# Use Tivo to record internet TV



## djc45 (Jul 20, 2002)

Hi,
I don`t really use my lifetime subbed Tivo very much these days. Often recording HD material on the Sky HD box, which is much inferior in its software than the Tivo IMHO. I was thinking of using my Tivo to record an internet tv channel that I watch frequently but that I miss many programmes when at work. Here is the idea:

The low wattage PC is on purely to tune the internet tv signal, this connects to my video box adapter that gives me a composite video output signal, to connect to the Tivo. 

Here's my question, if I connect things up this way, could I set manual timer recording on the Tivo, to recur daily or weekly, to record programmes?

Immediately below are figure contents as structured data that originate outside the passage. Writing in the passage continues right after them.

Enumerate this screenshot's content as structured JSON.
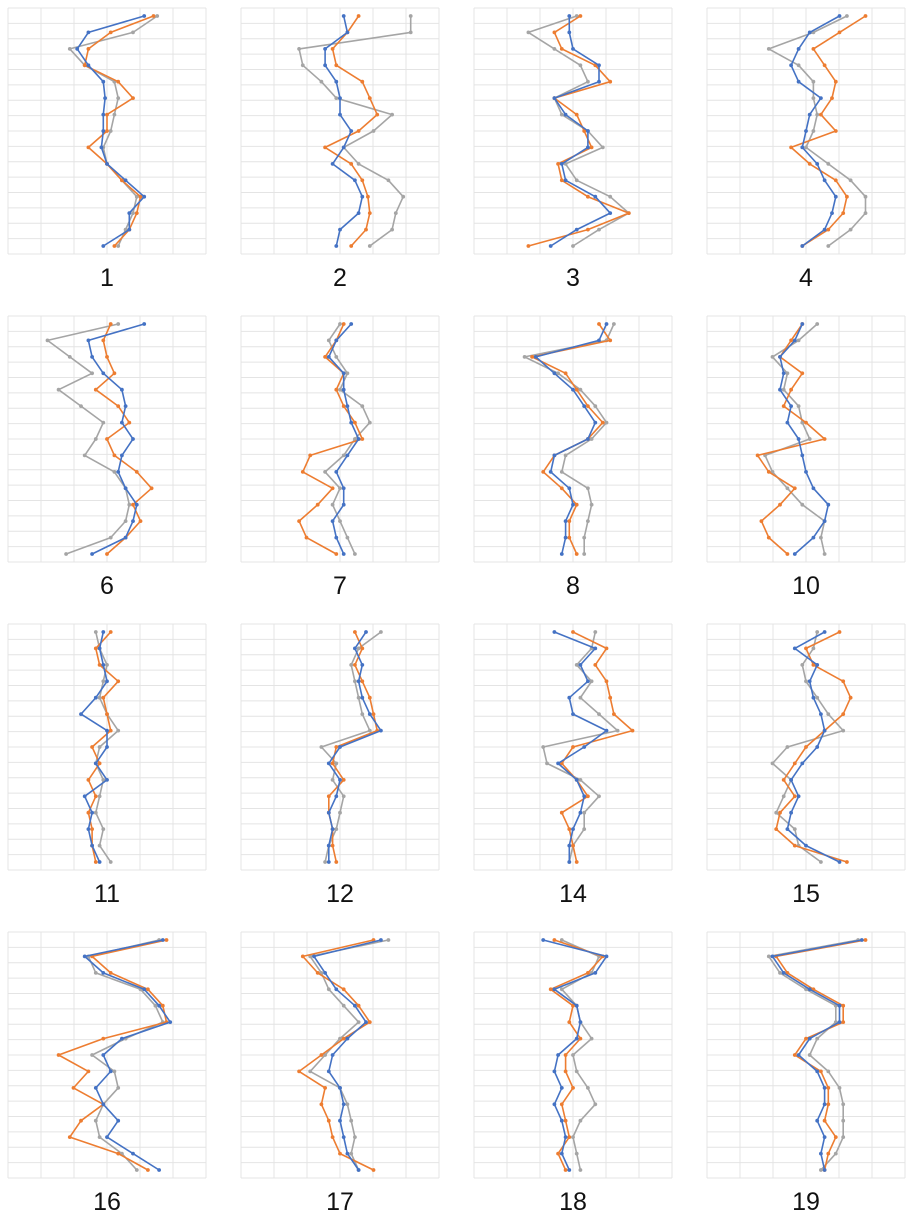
{
  "colors": {
    "blue": "#4472c4",
    "orange": "#ed7d31",
    "gray": "#a5a5a5",
    "grid": "#e4e4e4"
  },
  "chart_data": [
    {
      "type": "line",
      "label": "1",
      "grid": true,
      "x_ticks": 6,
      "y_ticks": 16,
      "series": [
        {
          "color": "blue",
          "x": [
            0.7,
            0.4,
            0.34,
            0.4,
            0.48,
            0.49,
            0.48,
            0.48,
            0.47,
            0.5,
            0.6,
            0.7,
            0.62,
            0.62,
            0.48
          ]
        },
        {
          "color": "orange",
          "x": [
            0.75,
            0.52,
            0.4,
            0.38,
            0.56,
            0.64,
            0.5,
            0.5,
            0.4,
            0.5,
            0.58,
            0.68,
            0.66,
            0.62,
            0.54
          ]
        },
        {
          "color": "gray",
          "x": [
            0.77,
            0.64,
            0.3,
            0.38,
            0.54,
            0.56,
            0.54,
            0.52,
            0.48,
            0.5,
            0.58,
            0.66,
            0.64,
            0.6,
            0.56
          ]
        }
      ]
    },
    {
      "type": "line",
      "label": "2",
      "grid": true,
      "x_ticks": 6,
      "y_ticks": 16,
      "series": [
        {
          "color": "blue",
          "x": [
            0.52,
            0.54,
            0.42,
            0.42,
            0.48,
            0.5,
            0.5,
            0.56,
            0.52,
            0.46,
            0.58,
            0.62,
            0.6,
            0.5,
            0.48
          ]
        },
        {
          "color": "orange",
          "x": [
            0.6,
            0.54,
            0.46,
            0.48,
            0.62,
            0.66,
            0.7,
            0.6,
            0.42,
            0.56,
            0.62,
            0.65,
            0.66,
            0.64,
            0.56
          ]
        },
        {
          "color": "gray",
          "x": [
            0.88,
            0.88,
            0.28,
            0.3,
            0.4,
            0.48,
            0.78,
            0.68,
            0.52,
            0.6,
            0.76,
            0.84,
            0.8,
            0.78,
            0.66
          ]
        }
      ]
    },
    {
      "type": "line",
      "label": "3",
      "grid": true,
      "x_ticks": 6,
      "y_ticks": 16,
      "series": [
        {
          "color": "blue",
          "x": [
            0.48,
            0.48,
            0.5,
            0.64,
            0.64,
            0.4,
            0.46,
            0.58,
            0.58,
            0.44,
            0.46,
            0.62,
            0.7,
            0.52,
            0.38
          ]
        },
        {
          "color": "orange",
          "x": [
            0.54,
            0.4,
            0.44,
            0.62,
            0.7,
            0.4,
            0.52,
            0.56,
            0.6,
            0.42,
            0.44,
            0.58,
            0.8,
            0.58,
            0.26
          ]
        },
        {
          "color": "gray",
          "x": [
            0.52,
            0.26,
            0.4,
            0.54,
            0.58,
            0.4,
            0.44,
            0.58,
            0.66,
            0.46,
            0.52,
            0.7,
            0.8,
            0.64,
            0.5
          ]
        }
      ]
    },
    {
      "type": "line",
      "label": "4",
      "grid": true,
      "x_ticks": 6,
      "y_ticks": 16,
      "series": [
        {
          "color": "blue",
          "x": [
            0.68,
            0.52,
            0.46,
            0.42,
            0.46,
            0.58,
            0.52,
            0.5,
            0.48,
            0.56,
            0.6,
            0.66,
            0.64,
            0.6,
            0.48
          ]
        },
        {
          "color": "orange",
          "x": [
            0.82,
            0.68,
            0.54,
            0.6,
            0.66,
            0.64,
            0.58,
            0.66,
            0.42,
            0.52,
            0.66,
            0.72,
            0.7,
            0.62,
            0.48
          ]
        },
        {
          "color": "gray",
          "x": [
            0.72,
            0.54,
            0.3,
            0.46,
            0.54,
            0.54,
            0.56,
            0.54,
            0.5,
            0.62,
            0.74,
            0.82,
            0.82,
            0.74,
            0.62
          ]
        }
      ]
    },
    {
      "type": "line",
      "label": "6",
      "grid": true,
      "x_ticks": 6,
      "y_ticks": 16,
      "series": [
        {
          "color": "blue",
          "x": [
            0.7,
            0.4,
            0.42,
            0.48,
            0.58,
            0.6,
            0.58,
            0.64,
            0.58,
            0.56,
            0.6,
            0.66,
            0.64,
            0.6,
            0.42
          ]
        },
        {
          "color": "orange",
          "x": [
            0.52,
            0.48,
            0.5,
            0.54,
            0.44,
            0.56,
            0.62,
            0.5,
            0.54,
            0.66,
            0.74,
            0.64,
            0.68,
            0.6,
            0.5
          ]
        },
        {
          "color": "gray",
          "x": [
            0.56,
            0.18,
            0.3,
            0.42,
            0.24,
            0.36,
            0.48,
            0.44,
            0.38,
            0.54,
            0.6,
            0.62,
            0.6,
            0.52,
            0.28
          ]
        }
      ]
    },
    {
      "type": "line",
      "label": "7",
      "grid": true,
      "x_ticks": 6,
      "y_ticks": 16,
      "series": [
        {
          "color": "blue",
          "x": [
            0.56,
            0.48,
            0.44,
            0.52,
            0.52,
            0.54,
            0.56,
            0.6,
            0.54,
            0.48,
            0.52,
            0.52,
            0.46,
            0.48,
            0.52
          ]
        },
        {
          "color": "orange",
          "x": [
            0.52,
            0.48,
            0.42,
            0.52,
            0.48,
            0.52,
            0.58,
            0.62,
            0.34,
            0.3,
            0.46,
            0.38,
            0.28,
            0.32,
            0.48
          ]
        },
        {
          "color": "gray",
          "x": [
            0.5,
            0.44,
            0.48,
            0.54,
            0.5,
            0.62,
            0.66,
            0.58,
            0.52,
            0.42,
            0.5,
            0.46,
            0.5,
            0.54,
            0.58
          ]
        }
      ]
    },
    {
      "type": "line",
      "label": "8",
      "grid": true,
      "x_ticks": 6,
      "y_ticks": 16,
      "series": [
        {
          "color": "blue",
          "x": [
            0.68,
            0.64,
            0.3,
            0.4,
            0.5,
            0.56,
            0.62,
            0.58,
            0.4,
            0.38,
            0.48,
            0.5,
            0.46,
            0.46,
            0.44
          ]
        },
        {
          "color": "orange",
          "x": [
            0.64,
            0.7,
            0.28,
            0.46,
            0.52,
            0.58,
            0.66,
            0.58,
            0.4,
            0.34,
            0.44,
            0.52,
            0.48,
            0.48,
            0.52
          ]
        },
        {
          "color": "gray",
          "x": [
            0.72,
            0.68,
            0.24,
            0.42,
            0.54,
            0.62,
            0.68,
            0.6,
            0.46,
            0.44,
            0.58,
            0.6,
            0.58,
            0.56,
            0.56
          ]
        }
      ]
    },
    {
      "type": "line",
      "label": "10",
      "grid": true,
      "x_ticks": 6,
      "y_ticks": 16,
      "series": [
        {
          "color": "blue",
          "x": [
            0.48,
            0.44,
            0.36,
            0.38,
            0.36,
            0.42,
            0.4,
            0.46,
            0.48,
            0.5,
            0.54,
            0.62,
            0.6,
            0.54,
            0.44
          ]
        },
        {
          "color": "orange",
          "x": [
            0.48,
            0.42,
            0.36,
            0.48,
            0.42,
            0.38,
            0.5,
            0.6,
            0.24,
            0.3,
            0.44,
            0.36,
            0.26,
            0.3,
            0.4
          ]
        },
        {
          "color": "gray",
          "x": [
            0.56,
            0.46,
            0.32,
            0.4,
            0.38,
            0.46,
            0.48,
            0.52,
            0.28,
            0.32,
            0.4,
            0.48,
            0.6,
            0.58,
            0.6
          ]
        }
      ]
    },
    {
      "type": "line",
      "label": "11",
      "grid": true,
      "x_ticks": 6,
      "y_ticks": 16,
      "series": [
        {
          "color": "blue",
          "x": [
            0.48,
            0.46,
            0.48,
            0.5,
            0.44,
            0.36,
            0.5,
            0.5,
            0.44,
            0.5,
            0.38,
            0.42,
            0.4,
            0.42,
            0.46
          ]
        },
        {
          "color": "orange",
          "x": [
            0.52,
            0.44,
            0.46,
            0.56,
            0.48,
            0.5,
            0.52,
            0.42,
            0.46,
            0.4,
            0.44,
            0.4,
            0.42,
            0.42,
            0.44
          ]
        },
        {
          "color": "gray",
          "x": [
            0.44,
            0.46,
            0.5,
            0.48,
            0.46,
            0.5,
            0.56,
            0.46,
            0.44,
            0.48,
            0.46,
            0.44,
            0.48,
            0.46,
            0.52
          ]
        }
      ]
    },
    {
      "type": "line",
      "label": "12",
      "grid": true,
      "x_ticks": 6,
      "y_ticks": 16,
      "series": [
        {
          "color": "blue",
          "x": [
            0.64,
            0.58,
            0.62,
            0.6,
            0.62,
            0.66,
            0.72,
            0.5,
            0.44,
            0.5,
            0.48,
            0.44,
            0.46,
            0.44,
            0.44
          ]
        },
        {
          "color": "orange",
          "x": [
            0.58,
            0.62,
            0.58,
            0.62,
            0.66,
            0.68,
            0.7,
            0.48,
            0.46,
            0.52,
            0.44,
            0.44,
            0.46,
            0.46,
            0.48
          ]
        },
        {
          "color": "gray",
          "x": [
            0.72,
            0.6,
            0.56,
            0.58,
            0.6,
            0.62,
            0.66,
            0.4,
            0.48,
            0.46,
            0.52,
            0.5,
            0.48,
            0.44,
            0.42
          ]
        }
      ]
    },
    {
      "type": "line",
      "label": "14",
      "grid": true,
      "x_ticks": 6,
      "y_ticks": 16,
      "series": [
        {
          "color": "blue",
          "x": [
            0.4,
            0.62,
            0.54,
            0.58,
            0.48,
            0.5,
            0.68,
            0.56,
            0.42,
            0.52,
            0.56,
            0.54,
            0.5,
            0.48,
            0.48
          ]
        },
        {
          "color": "orange",
          "x": [
            0.5,
            0.68,
            0.62,
            0.68,
            0.7,
            0.72,
            0.82,
            0.5,
            0.44,
            0.52,
            0.58,
            0.44,
            0.48,
            0.5,
            0.52
          ]
        },
        {
          "color": "gray",
          "x": [
            0.62,
            0.6,
            0.52,
            0.6,
            0.54,
            0.64,
            0.74,
            0.34,
            0.36,
            0.54,
            0.64,
            0.56,
            0.56,
            0.5,
            0.48
          ]
        }
      ]
    },
    {
      "type": "line",
      "label": "15",
      "grid": true,
      "x_ticks": 6,
      "y_ticks": 16,
      "series": [
        {
          "color": "blue",
          "x": [
            0.6,
            0.44,
            0.56,
            0.52,
            0.54,
            0.58,
            0.6,
            0.56,
            0.48,
            0.42,
            0.46,
            0.42,
            0.4,
            0.5,
            0.68
          ]
        },
        {
          "color": "orange",
          "x": [
            0.68,
            0.5,
            0.54,
            0.7,
            0.74,
            0.7,
            0.6,
            0.5,
            0.44,
            0.38,
            0.44,
            0.36,
            0.34,
            0.44,
            0.72
          ]
        },
        {
          "color": "gray",
          "x": [
            0.56,
            0.54,
            0.48,
            0.5,
            0.56,
            0.62,
            0.7,
            0.4,
            0.32,
            0.42,
            0.38,
            0.34,
            0.44,
            0.46,
            0.58
          ]
        }
      ]
    },
    {
      "type": "line",
      "label": "16",
      "grid": true,
      "x_ticks": 6,
      "y_ticks": 16,
      "series": [
        {
          "color": "blue",
          "x": [
            0.8,
            0.38,
            0.48,
            0.7,
            0.78,
            0.84,
            0.58,
            0.48,
            0.52,
            0.44,
            0.48,
            0.56,
            0.5,
            0.64,
            0.78
          ]
        },
        {
          "color": "orange",
          "x": [
            0.82,
            0.42,
            0.52,
            0.72,
            0.8,
            0.82,
            0.48,
            0.24,
            0.4,
            0.32,
            0.48,
            0.36,
            0.3,
            0.56,
            0.72
          ]
        },
        {
          "color": "gray",
          "x": [
            0.78,
            0.4,
            0.44,
            0.68,
            0.76,
            0.8,
            0.6,
            0.42,
            0.54,
            0.56,
            0.48,
            0.44,
            0.46,
            0.58,
            0.66
          ]
        }
      ]
    },
    {
      "type": "line",
      "label": "17",
      "grid": true,
      "x_ticks": 6,
      "y_ticks": 16,
      "series": [
        {
          "color": "blue",
          "x": [
            0.72,
            0.36,
            0.42,
            0.48,
            0.58,
            0.64,
            0.54,
            0.46,
            0.44,
            0.5,
            0.52,
            0.5,
            0.52,
            0.54,
            0.6
          ]
        },
        {
          "color": "orange",
          "x": [
            0.68,
            0.3,
            0.38,
            0.52,
            0.6,
            0.66,
            0.52,
            0.4,
            0.28,
            0.42,
            0.4,
            0.44,
            0.46,
            0.5,
            0.68
          ]
        },
        {
          "color": "gray",
          "x": [
            0.76,
            0.34,
            0.4,
            0.44,
            0.52,
            0.6,
            0.5,
            0.42,
            0.34,
            0.5,
            0.54,
            0.56,
            0.58,
            0.56,
            0.6
          ]
        }
      ]
    },
    {
      "type": "line",
      "label": "18",
      "grid": true,
      "x_ticks": 6,
      "y_ticks": 16,
      "series": [
        {
          "color": "blue",
          "x": [
            0.34,
            0.68,
            0.62,
            0.4,
            0.52,
            0.54,
            0.52,
            0.42,
            0.4,
            0.44,
            0.4,
            0.44,
            0.46,
            0.44,
            0.48
          ]
        },
        {
          "color": "orange",
          "x": [
            0.4,
            0.66,
            0.58,
            0.38,
            0.5,
            0.48,
            0.54,
            0.46,
            0.46,
            0.5,
            0.44,
            0.46,
            0.48,
            0.42,
            0.46
          ]
        },
        {
          "color": "gray",
          "x": [
            0.44,
            0.64,
            0.6,
            0.44,
            0.52,
            0.54,
            0.6,
            0.5,
            0.52,
            0.58,
            0.62,
            0.54,
            0.5,
            0.52,
            0.54
          ]
        }
      ]
    },
    {
      "type": "line",
      "label": "19",
      "grid": true,
      "x_ticks": 6,
      "y_ticks": 16,
      "series": [
        {
          "color": "blue",
          "x": [
            0.8,
            0.32,
            0.38,
            0.52,
            0.68,
            0.68,
            0.52,
            0.46,
            0.56,
            0.6,
            0.6,
            0.56,
            0.6,
            0.58,
            0.6
          ]
        },
        {
          "color": "orange",
          "x": [
            0.82,
            0.34,
            0.4,
            0.54,
            0.7,
            0.7,
            0.5,
            0.44,
            0.58,
            0.62,
            0.62,
            0.6,
            0.66,
            0.62,
            0.6
          ]
        },
        {
          "color": "gray",
          "x": [
            0.78,
            0.3,
            0.36,
            0.5,
            0.66,
            0.66,
            0.56,
            0.52,
            0.62,
            0.68,
            0.7,
            0.7,
            0.7,
            0.66,
            0.58
          ]
        }
      ]
    }
  ]
}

Also, if I wired the scart input through a switch box, would it be possibly, or rare occassions, to switch Tivo back to it's regular STB source to record regular programmes, and switch back for its internet recording. I`m thinking the worse that would happen is it would record from the wrong source, if I forgot to throw the switch.

What do you guys think? In theory is the idea workable, and can I set manual timers in the way I am thinking?

Thanks


----------



## AMc (Mar 22, 2002)

I can't see any reason why that wouldn't work assuming that the internet TV feed is stable. Certainly Tivo will do the manual recordings as you suggest.
I can't help but feel there might be a way to simply use the PC to achieve the same ends without needing the Tivo too...


----------



## iankb (Oct 9, 2000)

AMc said:


> I can't help but feel there might be a way to simply use the PC to achieve the same ends without needing the Tivo too...


It would also retain the original quality, rather than go through digital-to-analogue conversion and back again.


----------